Merkez Camii’nin önünde bir protesto ile karşılaştık öğleye doğru "Obeziteye karşı" bir gösteri vardı. eylemde duygulandığım şeylere de tanık oldum polisin elinde "biber gazı" , "job" ve "terör estirecek hiçbir malzeme" yoktu. şaşkın şaşkın polise baktım ve hayretler içinde ve aval aval bakakaldım. bende böyle bir düzeni takdir ederek ve Dünyanın adaletinede azıcık söverek eyleme katıldım "obeziteye karşı omuz omuza" ve "Amasya obeziteye mezar olacak" Şırnaklı arkadaşların dilinde üç dört slogan. ....
Ve çok duygusal bir veda oldu tam otobüse bineceğimiz zaman Türkiye’nin eski milli bir oyuncusunu da orada gördük .

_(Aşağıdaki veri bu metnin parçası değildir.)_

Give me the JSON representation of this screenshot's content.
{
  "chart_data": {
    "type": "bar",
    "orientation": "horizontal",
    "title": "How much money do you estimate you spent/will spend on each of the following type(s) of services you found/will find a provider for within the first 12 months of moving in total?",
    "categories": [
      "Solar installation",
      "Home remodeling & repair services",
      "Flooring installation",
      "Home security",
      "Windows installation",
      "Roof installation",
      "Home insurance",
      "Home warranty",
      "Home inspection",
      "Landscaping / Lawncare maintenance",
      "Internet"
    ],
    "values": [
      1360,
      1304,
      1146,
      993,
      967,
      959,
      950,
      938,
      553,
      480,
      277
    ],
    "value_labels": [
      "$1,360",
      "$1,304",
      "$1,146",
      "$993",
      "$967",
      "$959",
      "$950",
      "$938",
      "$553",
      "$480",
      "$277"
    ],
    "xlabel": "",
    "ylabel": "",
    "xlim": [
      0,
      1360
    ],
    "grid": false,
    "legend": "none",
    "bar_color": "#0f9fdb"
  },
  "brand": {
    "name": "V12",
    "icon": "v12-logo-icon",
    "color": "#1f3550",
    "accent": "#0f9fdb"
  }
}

Bana "Amasya’yı nasıl bulduğumu söyledi sevgili Şırnaklı tanrı misafiri "
böylesi dağları bırakıp gitmenin üzüntüsünü yaşıyorum Amasya’yı memleket gibi sevdik ve gördük ama Amasya bizi nasıl gördü onu bilmiyorum dedim ve sadece ben değil hepimiz tanırı misafiriyiz diye ekledim . Bugün buradayız yarın başka yerde ve birgün şüphesiz ölümü tadacağız ve kalıcı olan ise anılarımız olacak...ve ömrümün Amasya’sını asla ama asla unutmayacağım.
YORUMLAR
Henüz yorum yapılmamış.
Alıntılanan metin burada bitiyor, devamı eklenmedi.